Based on population estimates by U.S. Census Bureau and casualty figures compiled by the Department of Defense and the AP -- 3.22 Vermonters have died per 100,000 residents in the Green Mountain state.

Vermont is followed by Nebraska, Alaska, Montana, Wyoming and South Dakota.
This makes four years running that our neighbor to the north leads the list. The thing that is most striking about the states that bear the most burden is that they are by definition "rural." If you look back at other modern wars, such grieving was shared by rural and city folk alike. What does this shift mean, aside from the obvious? I'm not sure.
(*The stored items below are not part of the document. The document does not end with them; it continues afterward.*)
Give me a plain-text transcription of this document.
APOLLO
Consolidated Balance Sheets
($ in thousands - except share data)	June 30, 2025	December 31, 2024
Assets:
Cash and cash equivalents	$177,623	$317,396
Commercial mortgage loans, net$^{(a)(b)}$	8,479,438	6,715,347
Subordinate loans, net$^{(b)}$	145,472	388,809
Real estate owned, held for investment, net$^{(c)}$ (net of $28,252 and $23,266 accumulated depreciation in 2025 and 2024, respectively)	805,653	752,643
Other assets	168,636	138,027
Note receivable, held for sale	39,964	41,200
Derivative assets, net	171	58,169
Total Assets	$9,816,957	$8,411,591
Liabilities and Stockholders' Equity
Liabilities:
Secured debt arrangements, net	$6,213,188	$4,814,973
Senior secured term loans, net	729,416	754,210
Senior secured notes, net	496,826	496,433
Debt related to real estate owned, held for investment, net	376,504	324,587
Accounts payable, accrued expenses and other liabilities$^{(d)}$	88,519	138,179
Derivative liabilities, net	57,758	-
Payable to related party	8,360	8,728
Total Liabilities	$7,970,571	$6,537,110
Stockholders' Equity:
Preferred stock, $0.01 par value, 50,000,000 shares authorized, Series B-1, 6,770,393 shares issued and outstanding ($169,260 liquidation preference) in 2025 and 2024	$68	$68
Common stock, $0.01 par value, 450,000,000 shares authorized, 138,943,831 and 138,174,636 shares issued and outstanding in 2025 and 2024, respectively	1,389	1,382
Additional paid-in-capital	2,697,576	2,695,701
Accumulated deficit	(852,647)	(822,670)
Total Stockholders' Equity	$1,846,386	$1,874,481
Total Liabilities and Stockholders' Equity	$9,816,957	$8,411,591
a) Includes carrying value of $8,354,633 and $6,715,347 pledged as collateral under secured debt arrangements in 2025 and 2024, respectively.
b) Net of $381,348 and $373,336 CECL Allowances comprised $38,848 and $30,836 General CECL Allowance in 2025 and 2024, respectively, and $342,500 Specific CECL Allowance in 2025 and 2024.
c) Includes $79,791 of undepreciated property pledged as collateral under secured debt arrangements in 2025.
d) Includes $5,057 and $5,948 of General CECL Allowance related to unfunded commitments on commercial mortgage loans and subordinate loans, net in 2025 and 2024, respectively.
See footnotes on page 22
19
We don't know how to shoot them new fangled guns - all the black powder falls outs after you load the darn thing.

Seriously, could it be that these states have a higher per capita representation in the Armed Service?
I would think that that is the obvious conclusion.
Well I said I wouldn't post here-- but I think you should factor in the draft in past wars---rural kids MAY be more patriotic but also find the National Guard as a great option---for school tuition etc.--- I don;t think they joined the Guard to go to Iraq-- but there they are---that should be factored into the analysis-that may also explain- in part- per capita representation---chbpod
Rural kids more often know how to shoot, hunt, hike and camp. If you're afraid of guns, or if you're not comfortable with hiking and camping, then you'd not be comfortable with even peacetime membership in the Army or Marines.
CHBPOD is correct. I believe that if you look at each States economy along with it's percent Rural to City population and factor in the perks for signing up, you will find that it is a big influence on the numbers. It has nothing to do with patriotism!